Anche qui molta retorica e chiaramente obiettivi incompatibili con ogni trattativa con Israele. Ma il veleno sta in quegli “obiettivi nazionali del popolo palestinese”, che rimandano implicitamente agli statuti di Hamas e di Fatah, che stabiliscono chiaramente “l'obiettivo nazionale” di una “Palestina” estesa “dal fiume al mare”, cioè la distruzione dello Stato di Israele.
Insomma, se mai c'è stata una finzione di moderazione da parte di Abbas e del gruppo dirigente dell'Autorità Palestinese, un qualche tentativo di trovare un compromesso accettabile con Israele (anche se poi al momento buono Arafat prima e Abbas poi hanno rifiutato qualunque proposta, per quanto loro favorevole, come ai tempi di Barak e Clinton e poi di Olmert), questa parentesi trattativista è finita. Abbas si è completamente accodato al terrorismo di Hamas, ha deciso che per la sua salvezza personale non poteva che riprendere anche lui il progetto dello scontro e del terrorismo.

 Ma, badate bene, questa non è una prova di forza, ma di debolezza. Il discorso all'Onu, a parte la condanna americana e gli ovvi applausi della sola platea islamica e terzomondista, non ha fatto nessun effetto internazionale, era concepito per la platea interna di Ramallah, innamorata del bellicismo di Hamas.

 La questione palestinese è oggi sempre più chiaramente periferica rispetto al grande assalto islamista, ne è un aspetto provinciale e nessuno può illudersi che risolvendolo ai danni di Israele si avrebbe la pace in Medio Oriente. Gli schieramenti su questo tormentato scacchiere si sono rovesciati molte volte, ma di recente a sfavore di chi appoggia in maniera militante e non solo a parole il terrorismo palestinese.

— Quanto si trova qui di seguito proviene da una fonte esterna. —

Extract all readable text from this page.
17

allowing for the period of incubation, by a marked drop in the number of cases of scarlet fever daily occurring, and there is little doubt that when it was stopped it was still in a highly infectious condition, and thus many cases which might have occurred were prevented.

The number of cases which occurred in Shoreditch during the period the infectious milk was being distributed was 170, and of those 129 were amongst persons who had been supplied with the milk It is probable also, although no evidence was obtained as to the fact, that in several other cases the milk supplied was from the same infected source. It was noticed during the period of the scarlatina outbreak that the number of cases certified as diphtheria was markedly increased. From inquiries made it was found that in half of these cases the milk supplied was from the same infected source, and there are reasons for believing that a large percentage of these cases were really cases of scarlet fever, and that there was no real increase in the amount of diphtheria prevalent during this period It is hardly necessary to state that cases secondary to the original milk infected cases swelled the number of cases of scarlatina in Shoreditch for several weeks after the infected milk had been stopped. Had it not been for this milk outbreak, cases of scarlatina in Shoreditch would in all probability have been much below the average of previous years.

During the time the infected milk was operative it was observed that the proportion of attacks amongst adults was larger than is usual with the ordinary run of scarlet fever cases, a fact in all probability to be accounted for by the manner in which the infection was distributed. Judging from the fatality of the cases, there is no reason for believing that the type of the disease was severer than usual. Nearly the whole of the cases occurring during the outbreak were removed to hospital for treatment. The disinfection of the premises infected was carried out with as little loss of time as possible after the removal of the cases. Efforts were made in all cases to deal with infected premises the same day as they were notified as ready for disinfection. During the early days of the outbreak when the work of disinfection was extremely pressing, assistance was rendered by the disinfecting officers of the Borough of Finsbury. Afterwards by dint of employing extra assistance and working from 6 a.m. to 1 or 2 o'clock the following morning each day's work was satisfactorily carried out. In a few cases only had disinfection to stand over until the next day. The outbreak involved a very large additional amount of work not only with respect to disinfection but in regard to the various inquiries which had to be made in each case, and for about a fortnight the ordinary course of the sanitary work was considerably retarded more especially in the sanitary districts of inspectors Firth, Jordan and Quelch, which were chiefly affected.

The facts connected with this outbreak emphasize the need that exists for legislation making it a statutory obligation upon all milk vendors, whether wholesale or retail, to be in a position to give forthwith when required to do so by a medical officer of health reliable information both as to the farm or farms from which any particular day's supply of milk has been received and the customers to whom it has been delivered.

Insomma Abbas è irrilevante e fa la voce grossa per convincere i suoi e se stesso di esistere ancora. Il che non significa che questi discorsi non possano avere conseguenze molto pericolose. Speriamo solo ora che chi pensa davvero alla pace capisca che l'Autorità Palestinese, come Hamas, è una parte (velenosa) del problema e non lavora certo per dargli una soluzione reale.